Schwabing:Ärger ganz oben

Schwabing: Blick über die Dächer der Stadt: Im dicht bebauten Westschwabing gibt es oft nur im obersten Geschoss Platz für neuen Wohnraum.

Blick über die Dächer der Stadt: Im dicht bebauten Westschwabing gibt es oft nur im obersten Geschoss Platz für neuen Wohnraum.

(Foto: Stephan Rumpf)

Beim Dachgeschossausbau entstehen oft große, luxuriöse Wohnungen. Sie bringen Erhaltungssatzungen in Gefahr

Von Ellen Draxel, Schwabing

Wohnungsbau ja, aber bitte keine Luxuswohnungen. Mit diesem Credo wollen Westschwabings Lokalpolitiker den Mangel an bezahlbarem Wohnraum in ihrem Viertel bekämpfen - darin unterscheiden sie sich nicht von ihren Kollegen in anderen Stadtteilen. Was im westlichen Schwabing allerdings anders ist als im vielen anderen Ecken Münchens, ist der Anteil an auszubauenden Dachgeschossen. Schwabing-West ist der am dichtesten bebaute Stadtbezirk der Landeshauptstadt, noch nicht genutzte Flächen gibt es daher fast ausschließlich in den obersten Stockwerken. Jeden Monat haben die Bürgervertreter über mehrere Anträge für Dachgeschoss-Ausbauten zu entscheiden; im November waren es allein fünf, aus denen nun 19 neue Wohnungen entstehen, außerdem sollen mehrere bestehende Apartments so vergrößert werden.

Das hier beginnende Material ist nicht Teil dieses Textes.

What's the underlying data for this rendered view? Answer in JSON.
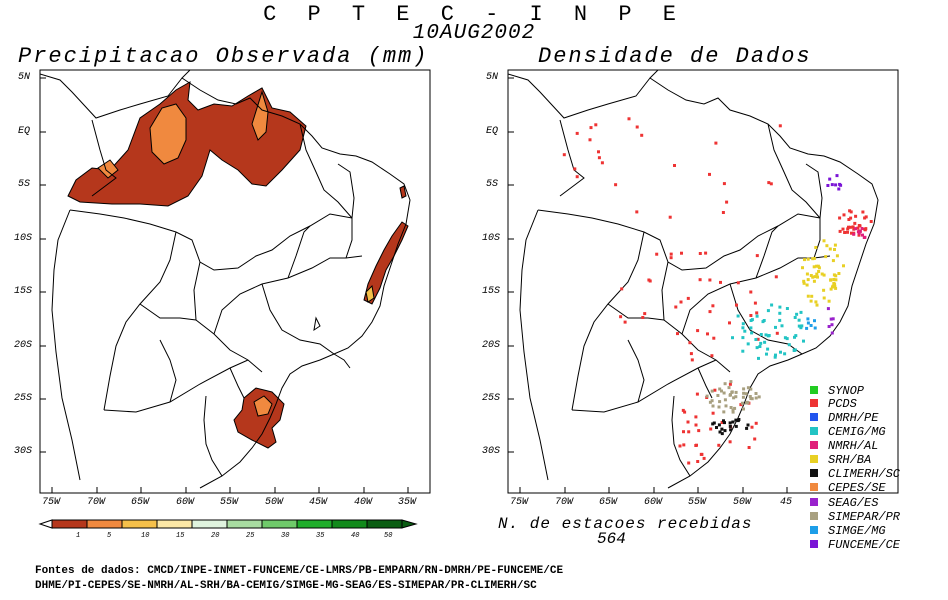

"Wir brauchen Wohnraum, daran besteht kein Zweifel", betont Bezirksausschuss-Mitglied Albrecht Schmidt (SPD), der seit Langem im städtischen Mieterbeirat aktiv ist. "Aber gebaut werden oft viel zu große Dachwohnungen, mit mehr als 90 Quadratmetern." Das müsse sich ändern, benötigt würden kleinere Grundrisse. Schmidt sieht ansonsten die vielerorts in Schwabing geltende Erhaltungssatzung in Gefahr. Denn zu viele luxuriöse Wohnungen in einer Gegend können einen Bereich so stark aufwerten, dass die Kriterien für den Erlass der Satzung nicht mehr greifen und die alteingesessenen Mieter damit ihren Schutz vor Vertreibung verlieren.

Das Instrumentarium der Erhaltungssatzung gehört nach Meinung des Westschwabinger Bezirksausschusses 30 Jahre nach dem Inkrafttreten ohnehin "überarbeitet". Die Politiker haben jetzt einen Antrag formuliert, in dem sie den Stadtrat auffordern, die Geltungsdauer von Abwendungserklärungen und Erhaltungssatzungen zu synchronisieren. Der Kommune steht bei Verkäufen in Erhaltungssatzungsgebieten unter bestimmten Bedingungen das Recht zu, Anwesen zu erwerben, will sie bezahlbaren Wohnraum sichern und die Bewohner vor Verdrängung schützen. Der Investor kann dieses Vorkaufsrecht jedoch abwenden, indem er sich verpflichtet, sowohl die Umwandlung in Eigentumswohnungen als auch unangemessene Modernisierungsmaßnahmen für die Dauer der jeweiligen Erhaltungssatzung zu unterlassen. Diese Verpflichtung gilt aber nur für maximal zehn Jahre. "Abwendungserklärungen", fordert jetzt Schmidt, "sollten solange gelten, solange ein Haus durch die Erhaltungssatzung geschützt ist."

Das erste Gebiet, in dem die Erhaltungssatzung erlassen wurde, war 1987 der "Pündterplatz". "Mieter in diesem Gebiet", erklärt Schmidt, "hätten nach heutiger Abwendungserklärung bereits schon seit 1997 keinen Schutz vor Verdrängung durch Luxussanierung oder Umwandlung in Eigentumswohnungen mehr."